Excerpts From Discussions With AP Studio Art Judges 



A hypothesis for discrepant ratings for a concentration about angularity in ceramics 

R: What we've done is selected portfolios that are problematic, and this is one of them. What do you 
guess is problematic about this? 

J: I think it's problematic . . . looking at something three .dimensional in a two-dimensional format and not 
being able to see any of the original work coming in that is three dimensional. Especially, with some of 
them, you're not seeing more than one angle. . . . Now, we did have a problem with one today in the 
gymnasium where there were photographs of three dimensional of four pots — they weren't any of 
these. They were beautiful pots— the photographs weren't— but that could have been a 1 and a 4. 

On the nature of the task of rating AP portfolios 

R: See, the portfolio doesn't work unless you have the criteria set before, because otherwise you just 
become judges. And a judge goes on, if it's an open show, he picks the things he likes with only his 
criteria. But if the criteria are set for the portfolio ahead of time, we have to subjugate that — our 
criteria. And come in, and the criteria for this is this: By the end of a college freshman year in a college 
entrance program, is this the work that would come out? And it wouldn't be high level if it were to 
come out. There would be statements like this. This one I don't think would come out. I think the 
drawing in here is too weak to come out. . . . 

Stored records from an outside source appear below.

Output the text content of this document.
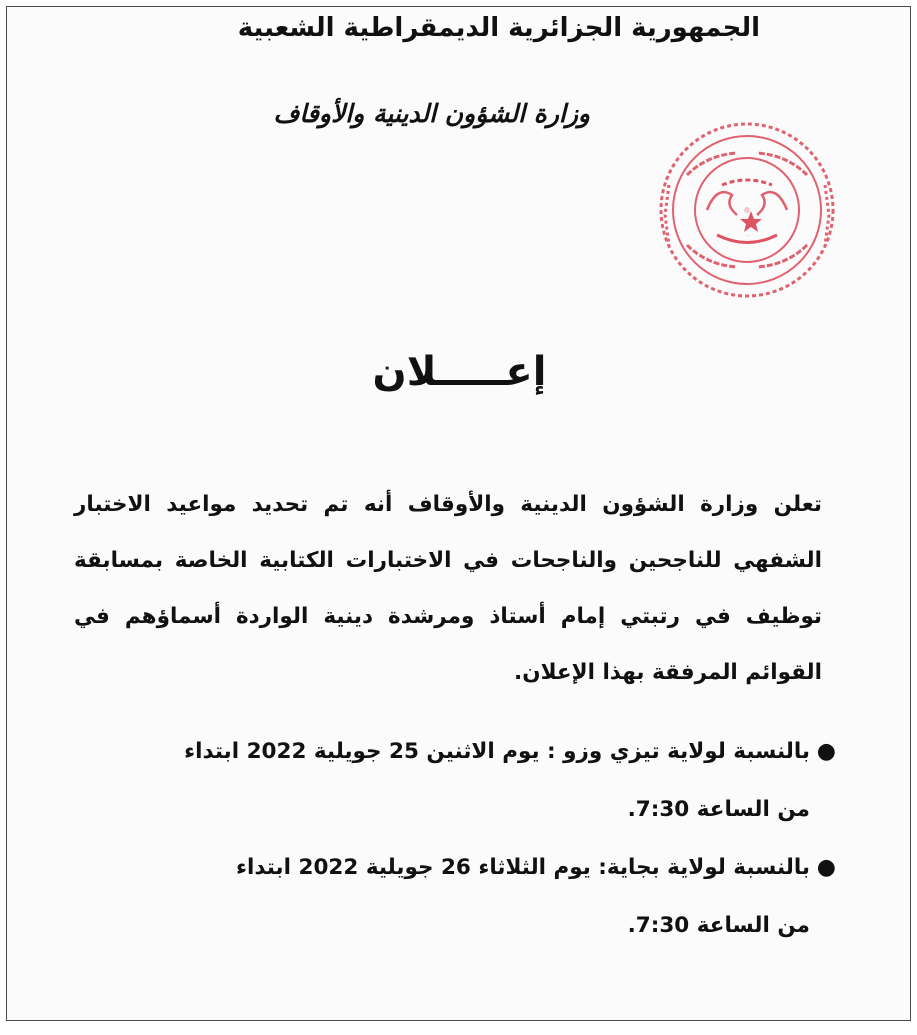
الجمهورية الجزائرية الديمقراطية الشعبية
وزارة الشؤون الدينية والأوقاف
إعـــــلان
تعلن وزارة الشؤون الدينية والأوقاف أنه تم تحديد مواعيد الاختبار الشفهي للناجحين والناجحات في الاختبارات الكتابية الخاصة بمسابقة توظيف في رتبتي إمام أستاذ ومرشدة دينية الواردة أسماؤهم في القوائم المرفقة بهذا الإعلان.
●
بالنسبة لولاية تيزي وزو : يوم الاثنين 25 جويلية 2022 ابتداء
من الساعة 7:30.
●
بالنسبة لولاية بجاية: يوم الثلاثاء 26 جويلية 2022 ابتداء
من الساعة 7:30.
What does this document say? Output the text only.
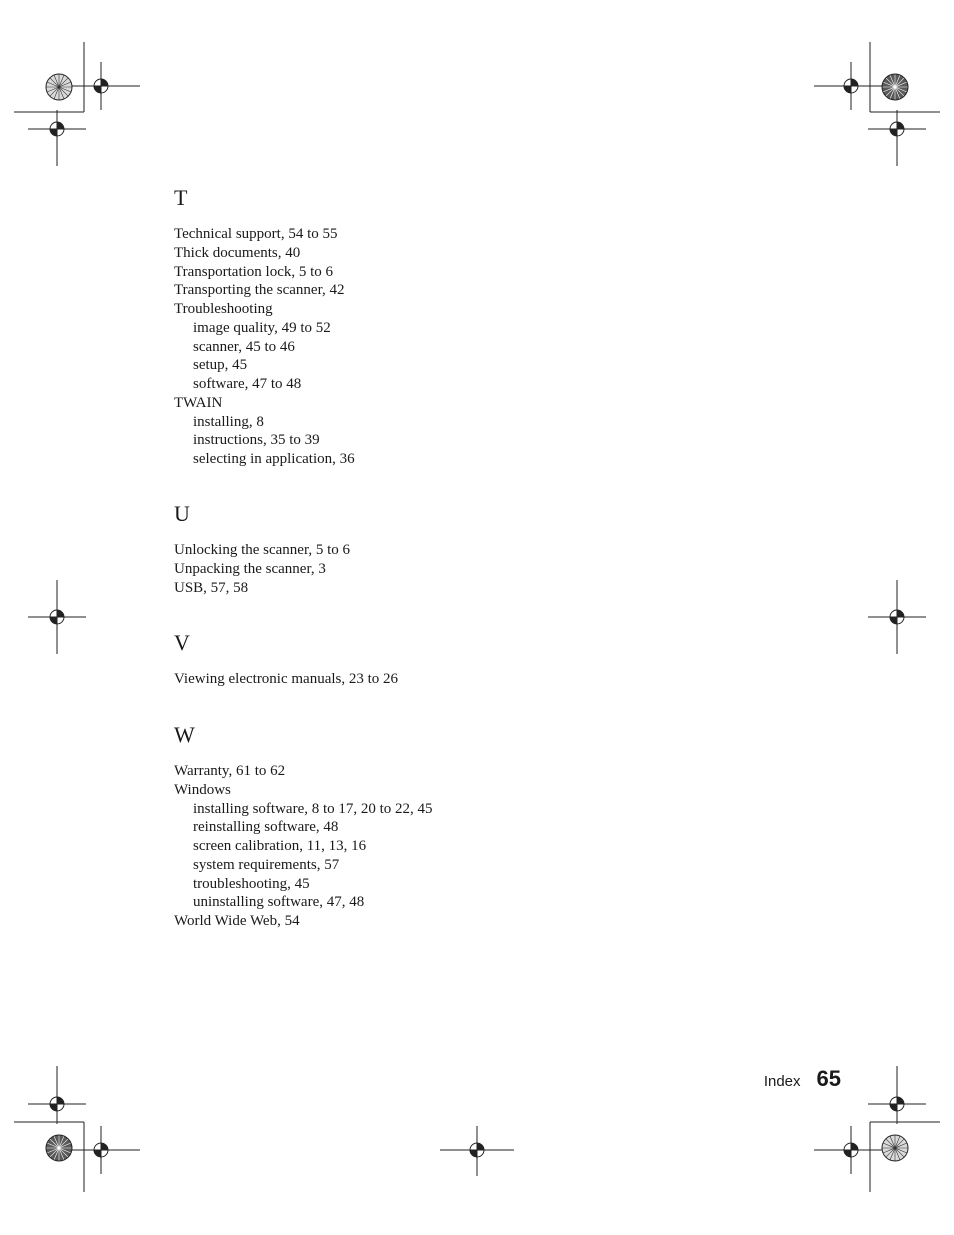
T
Technical support, 54 to 55
Thick documents, 40
Transportation lock, 5 to 6
Transporting the scanner, 42
Troubleshooting
image quality, 49 to 52
scanner, 45 to 46
setup, 45
software, 47 to 48
TWAIN
installing, 8
instructions, 35 to 39
selecting in application, 36
U
Unlocking the scanner, 5 to 6
Unpacking the scanner, 3
USB, 57, 58
V
Viewing electronic manuals, 23 to 26
W
Warranty, 61 to 62
Windows
installing software, 8 to 17, 20 to 22, 45
reinstalling software, 48
screen calibration, 11, 13, 16
system requirements, 57
troubleshooting, 45
uninstalling software, 47, 48
World Wide Web, 54
Index 65
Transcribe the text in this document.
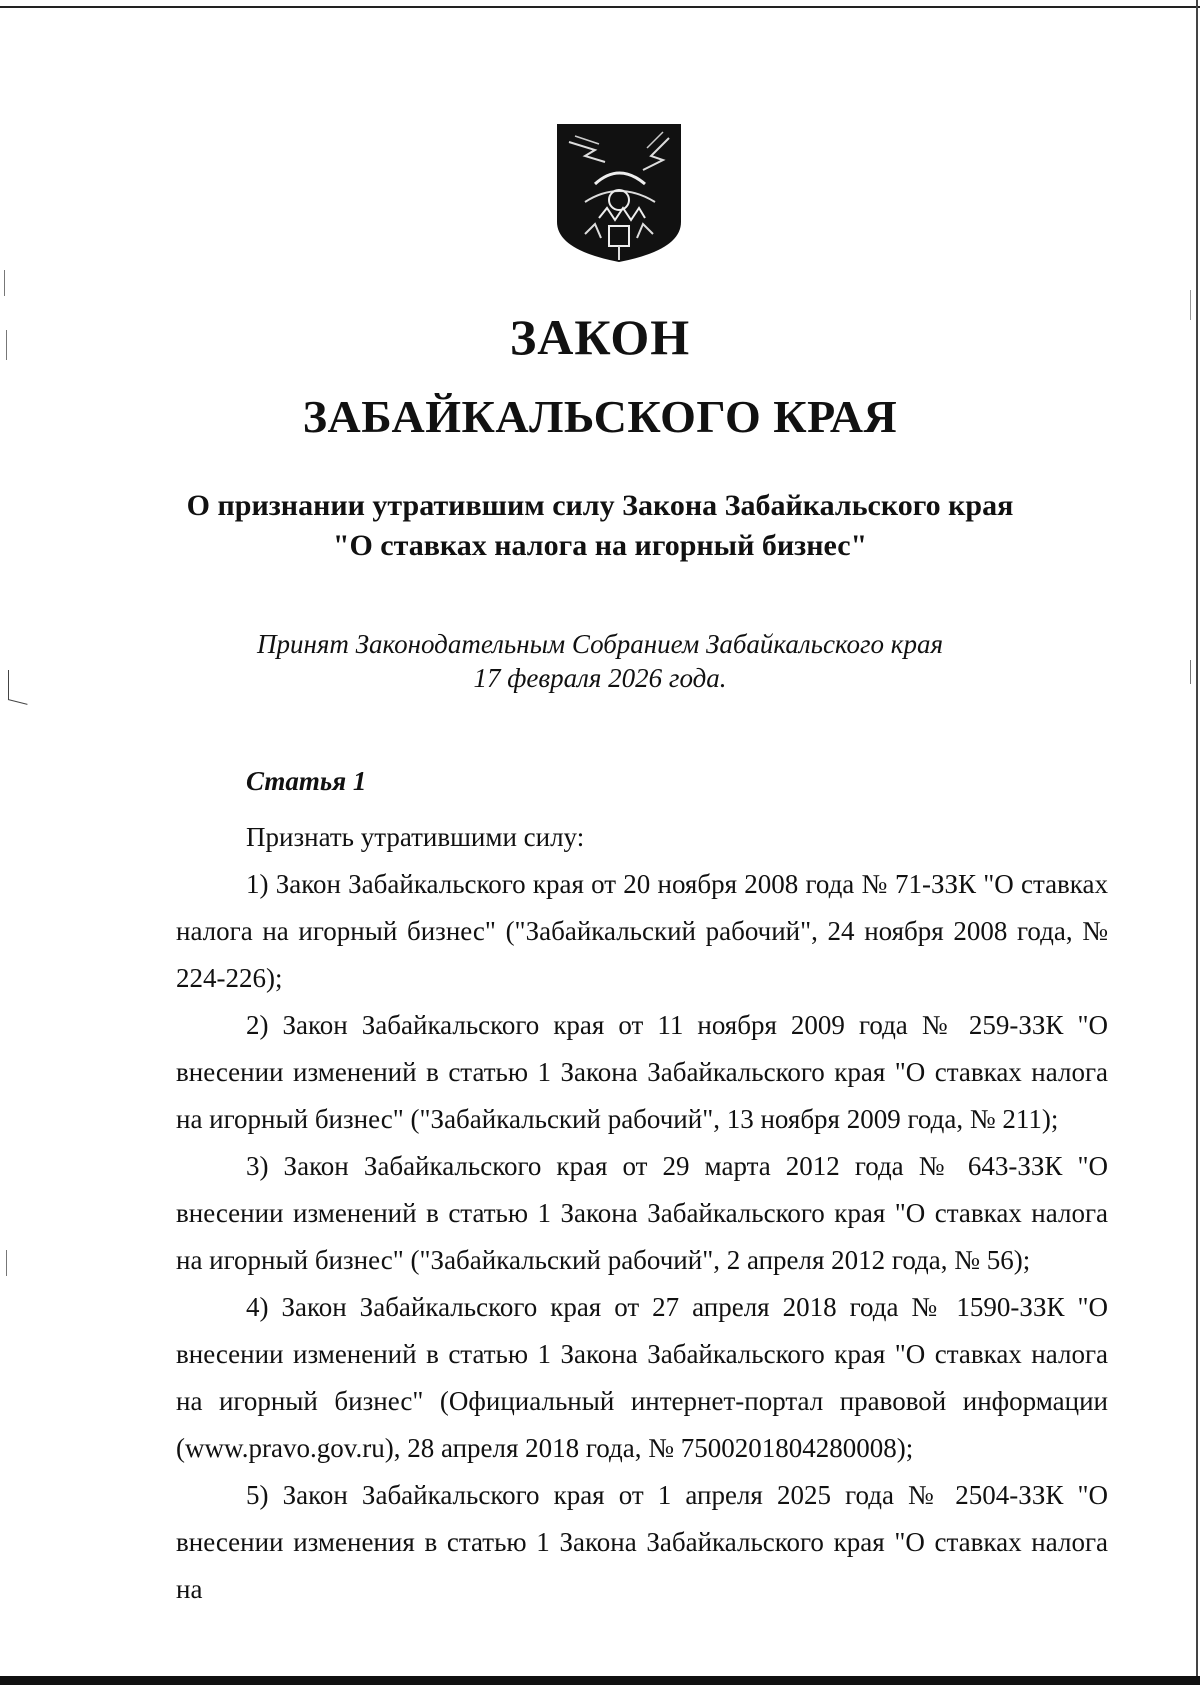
ЗАКОН
ЗАБАЙКАЛЬСКОГО КРАЯ
О признании утратившим силу Закона Забайкальского края
"О ставках налога на игорный бизнес"
Принят Законодательным Собранием Забайкальского края
17 февраля 2026 года.
Статья 1

Признать утратившими силу:

1) Закон Забайкальского края от 20 ноября 2008 года № 71-ЗЗК "О ставках налога на игорный бизнес" ("Забайкальский рабочий", 24 ноября 2008 года, № 224-226);

2) Закон Забайкальского края от 11 ноября 2009 года № 259-ЗЗК "О внесении изменений в статью 1 Закона Забайкальского края "О ставках налога на игорный бизнес" ("Забайкальский рабочий", 13 ноября 2009 года, № 211);

3) Закон Забайкальского края от 29 марта 2012 года № 643-ЗЗК "О внесении изменений в статью 1 Закона Забайкальского края "О ставках налога на игорный бизнес" ("Забайкальский рабочий", 2 апреля 2012 года, № 56);

4) Закон Забайкальского края от 27 апреля 2018 года № 1590-ЗЗК "О внесении изменений в статью 1 Закона Забайкальского края "О ставках налога на игорный бизнес" (Официальный интернет-портал правовой информации (www.pravo.gov.ru), 28 апреля 2018 года, № 7500201804280008);

5) Закон Забайкальского края от 1 апреля 2025 года № 2504-ЗЗК "О внесении изменения в статью 1 Закона Забайкальского края "О ставках налога на
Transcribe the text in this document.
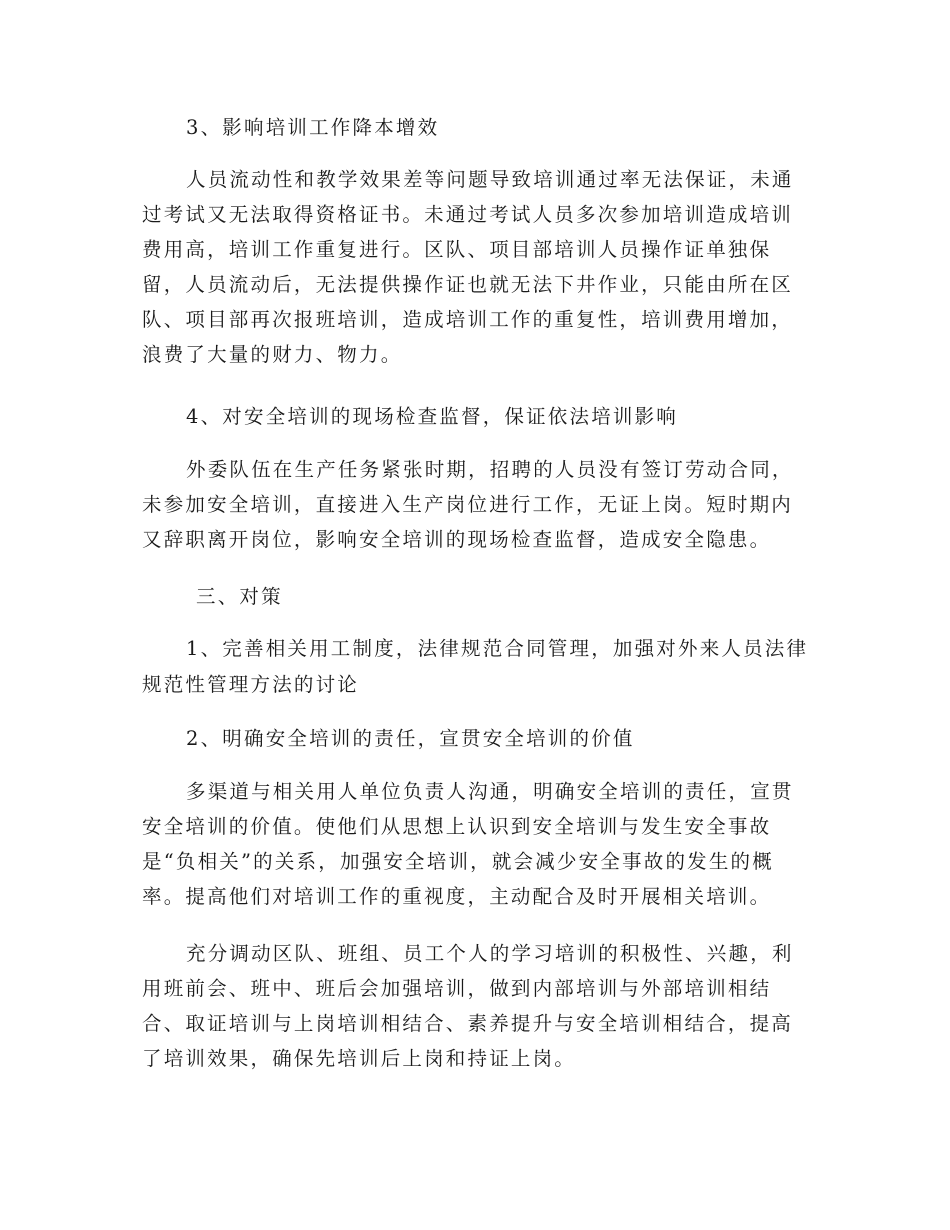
3、影响培训工作降本增效

人员流动性和教学效果差等问题导致培训通过率无法保证，未通

过考试又无法取得资格证书。未通过考试人员多次参加培训造成培训

费用高，培训工作重复进行。区队、项目部培训人员操作证单独保

留，人员流动后，无法提供操作证也就无法下井作业，只能由所在区

队、项目部再次报班培训，造成培训工作的重复性，培训费用增加，

浪费了大量的财力、物力。

4、对安全培训的现场检查监督，保证依法培训影响

外委队伍在生产任务紧张时期，招聘的人员没有签订劳动合同，

未参加安全培训，直接进入生产岗位进行工作，无证上岗。短时期内

又辞职离开岗位，影响安全培训的现场检查监督，造成安全隐患。

三、对策

1、完善相关用工制度，法律规范合同管理，加强对外来人员法律

规范性管理方法的讨论

2、明确安全培训的责任，宣贯安全培训的价值

多渠道与相关用人单位负责人沟通，明确安全培训的责任，宣贯

安全培训的价值。使他们从思想上认识到安全培训与发生安全事故

是“负相关”的关系，加强安全培训，就会减少安全事故的发生的概

率。提高他们对培训工作的重视度，主动配合及时开展相关培训。

充分调动区队、班组、员工个人的学习培训的积极性、兴趣，利

用班前会、班中、班后会加强培训，做到内部培训与外部培训相结

合、取证培训与上岗培训相结合、素养提升与安全培训相结合，提高

了培训效果，确保先培训后上岗和持证上岗。
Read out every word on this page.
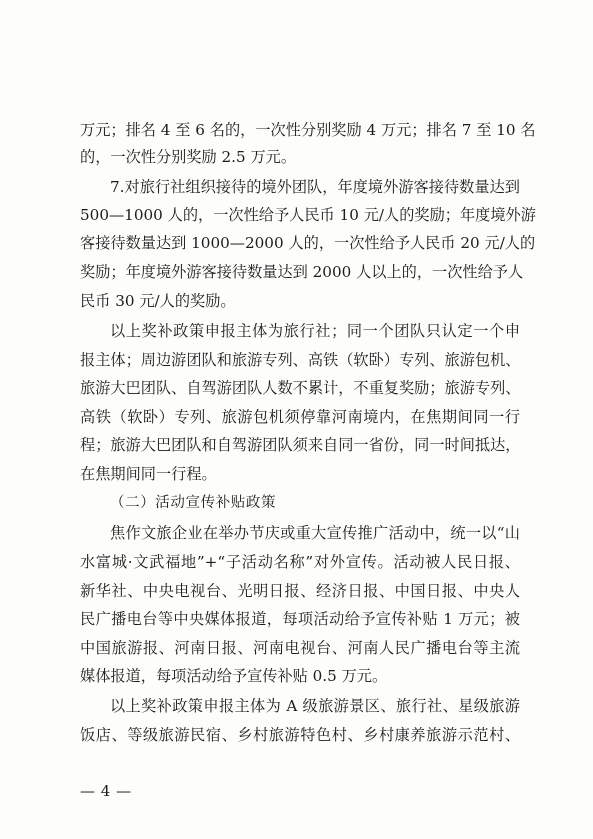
万元；排名 4 至 6 名的，一次性分别奖励 4 万元；排名 7 至 10 名
的，一次性分别奖励 2.5 万元。
7.对旅行社组织接待的境外团队，年度境外游客接待数量达到
500—1000 人的，一次性给予人民币 10 元/人的奖励；年度境外游
客接待数量达到 1000—2000 人的，一次性给予人民币 20 元/人的
奖励；年度境外游客接待数量达到 2000 人以上的，一次性给予人
民币 30 元/人的奖励。
以上奖补政策申报主体为旅行社；同一个团队只认定一个申
报主体；周边游团队和旅游专列、高铁（软卧）专列、旅游包机、
旅游大巴团队、自驾游团队人数不累计，不重复奖励；旅游专列、
高铁（软卧）专列、旅游包机须停靠河南境内，在焦期间同一行
程；旅游大巴团队和自驾游团队须来自同一省份，同一时间抵达，
在焦期间同一行程。
（二）活动宣传补贴政策
焦作文旅企业在举办节庆或重大宣传推广活动中，统一以“山
水富城·文武福地”+“子活动名称”对外宣传。活动被人民日报、
新华社、中央电视台、光明日报、经济日报、中国日报、中央人
民广播电台等中央媒体报道，每项活动给予宣传补贴 1 万元；被
中国旅游报、河南日报、河南电视台、河南人民广播电台等主流
媒体报道，每项活动给予宣传补贴 0.5 万元。
以上奖补政策申报主体为 A 级旅游景区、旅行社、星级旅游
饭店、等级旅游民宿、乡村旅游特色村、乡村康养旅游示范村、
— 4 —
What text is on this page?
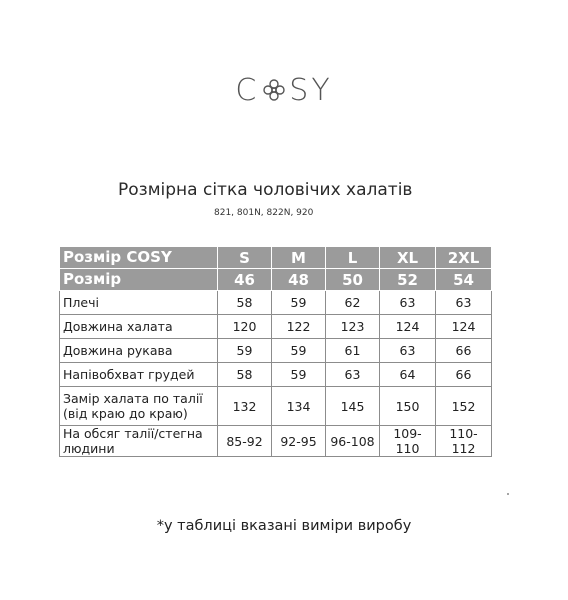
C SY
Розмірна сітка чоловічих халатів
821, 801N, 822N, 920
Розмір COSY	S	M	L	XL	2XL
Розмір	46	48	50	52	54
Плечі	58	59	62	63	63
Довжина халата	120	122	123	124	124
Довжина рукава	59	59	61	63	66
Напівобхват грудей	58	59	63	64	66
Замір халата по талії (від краю до краю)	132	134	145	150	152
На обсяг талії/стегна людини	85-92	92-95	96-108	109-110	110-112
*у таблиці вказані виміри виробу
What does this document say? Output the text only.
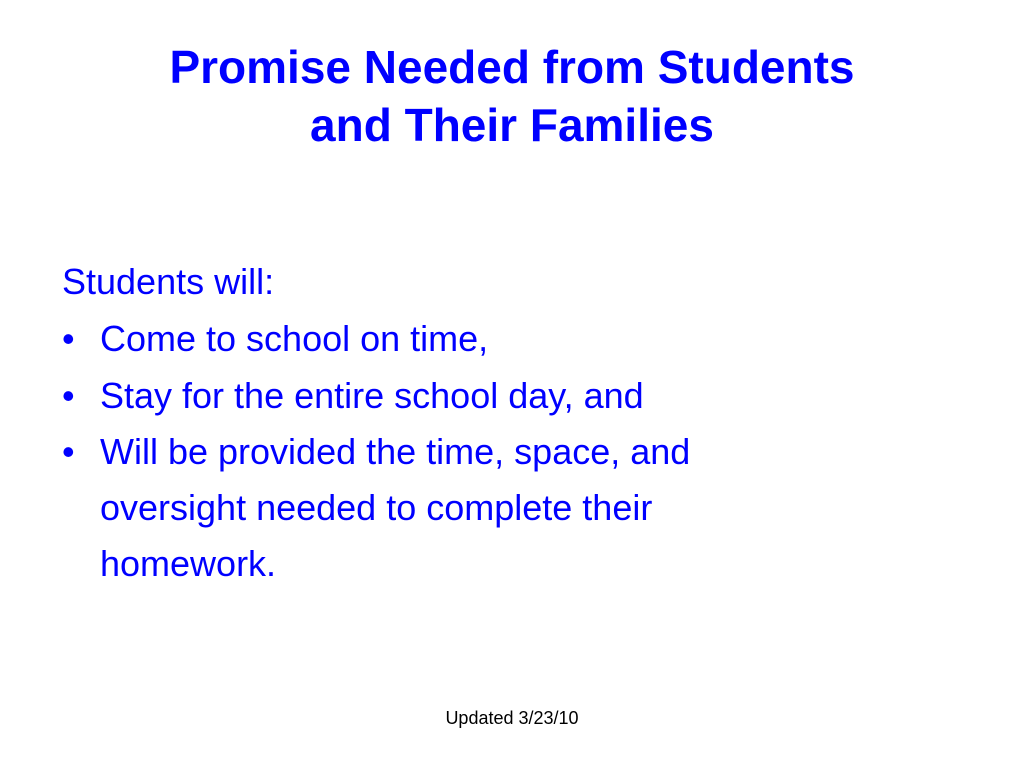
Promise Needed from Students
and Their Families

Students will:

• Come to school on time,
• Stay for the entire school day, and
• Will be provided the time, space, and
oversight needed to complete their
homework.
Updated 3/23/10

S: ... When there's a discrepancy, when we're reviewing like openly here at the table, and once in a while 
someone will say, "Well, gee, I gave that a 2," and someone else will say, "It's a 4," and well talk it out, 
and then one or the other person begins to see that their own maybe personal opinion has pervaded 
their judgment in such a way that they've been persuaded by something other than this kind of 
ultimate sense of . . . 

R: It isn't like voting. 

S: It isn't like voting, but then suddenly the light has been shined on that part of themselves that might be 
slightly tainted or biased by their preference for or against something, and that's when you see 
someone sort of become persuaded that they may have been biased in their opinion. Not that they've 
changed all they felt about it, but they can now raise themselves up to less self-involved — step back 
and see it more clearly having heard other people't verbalization. . . . 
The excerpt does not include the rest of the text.